最も多かったのは「食品」で、「本、雑誌、コミック」、「ゲーム、おもちゃ」と続きます。回答上位に当たる商品は、「おうち時間充実型消費」「趣味に没頭エンジョイ型消費」と言い換えることもできそうです。

「おうち時間充実型」は、自宅で過ごす生活の時間を豊かにさせたいと考えてのもの。特に「食品」はフードデリバリーやお取り寄せグルメなどでの贅沢を味わうことができます。

そして「趣味に没頭エンジョイ型」は、読書、ゲームなどの娯楽で巣ごもりを楽しむためのもの。「本、雑誌、コミック」「ゲーム、おもちゃ」には、月額料金で電子書籍を楽しめるサービスや、オンライン上でコミュニケーションをとりながら楽しむゲームの利用も多く含まれているようです。

Go Toなどの需要喚起政策は「良くなかった」

前項で紹介した、いわゆる「巣ごもり消費」が伸びた一方、旅行・宿泊・飲食業などは大幅に需要が落ち込みました。需要喚起を目的とした政府発信のGo Toキャンペーンもありましたが、この施策は、どのように受け止められたのでしょうか?
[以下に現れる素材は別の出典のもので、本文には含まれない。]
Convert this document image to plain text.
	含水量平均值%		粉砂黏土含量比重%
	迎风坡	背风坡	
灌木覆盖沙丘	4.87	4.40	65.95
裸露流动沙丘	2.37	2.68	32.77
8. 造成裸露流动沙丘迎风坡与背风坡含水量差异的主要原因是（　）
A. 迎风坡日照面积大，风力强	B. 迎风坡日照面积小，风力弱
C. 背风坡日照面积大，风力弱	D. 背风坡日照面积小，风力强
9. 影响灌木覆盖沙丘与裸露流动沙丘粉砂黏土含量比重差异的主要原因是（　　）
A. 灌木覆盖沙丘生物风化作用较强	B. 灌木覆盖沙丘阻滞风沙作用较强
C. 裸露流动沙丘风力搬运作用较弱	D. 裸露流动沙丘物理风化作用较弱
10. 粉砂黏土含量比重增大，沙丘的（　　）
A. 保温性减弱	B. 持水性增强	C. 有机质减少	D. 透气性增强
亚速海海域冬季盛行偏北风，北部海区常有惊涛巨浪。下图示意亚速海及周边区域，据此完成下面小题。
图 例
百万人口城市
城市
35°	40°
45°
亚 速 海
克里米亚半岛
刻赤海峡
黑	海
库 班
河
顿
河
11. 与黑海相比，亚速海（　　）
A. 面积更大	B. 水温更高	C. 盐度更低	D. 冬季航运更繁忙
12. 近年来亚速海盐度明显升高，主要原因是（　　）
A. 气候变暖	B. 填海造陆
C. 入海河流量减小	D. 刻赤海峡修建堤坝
「あまり良くなかった」「全く良くなかった」が合計で65.6%と過半数を超えました。良くなかった理由として「準備不足」「振り回された」など政府の不手際を指摘する声や、「県外からコロナを持ち込まれる不安」「コロナを気にして出かけていない」など心理的な不安が挙げられました。

経済を優先させるがあまり、フライングとも思えたGo Toキャンペーンは、多くの国民の実状とかけ離れているように思える結果でした。

政策に振り回されず、自分のできることから家計を“ニューノーマル”へ

様々なメディアで経済の停滞が声高に叫ばれています。確かに、約半数の人の収入が減少した上に、ステイホームで新たな支出が増えており、多くの人の家計状況が圧迫されているのは事実でしょう。

しかし、冒頭のデータの通り、ネガティブな状況の中でも収入が増えた人がいます。リモートワークで通勤時間が減った分で副業を始めたり、コロナ禍で業績が上がった会社に転職したりして年収をアップさせているのです。

また、ストレス解消などの短期的な目的のために消費するのではなく、長期的展望から節約している人もいます。むやみに消費でストレスを発散するのではなく、お金のかからない趣味を始めるなどして支出を抑えることもできます。

辛い状況にいるのは自分だけでなく日本中、世界中同じです。生活様式の変化と共に、家計の“ニューノーマル”も考えるべきだと思いました。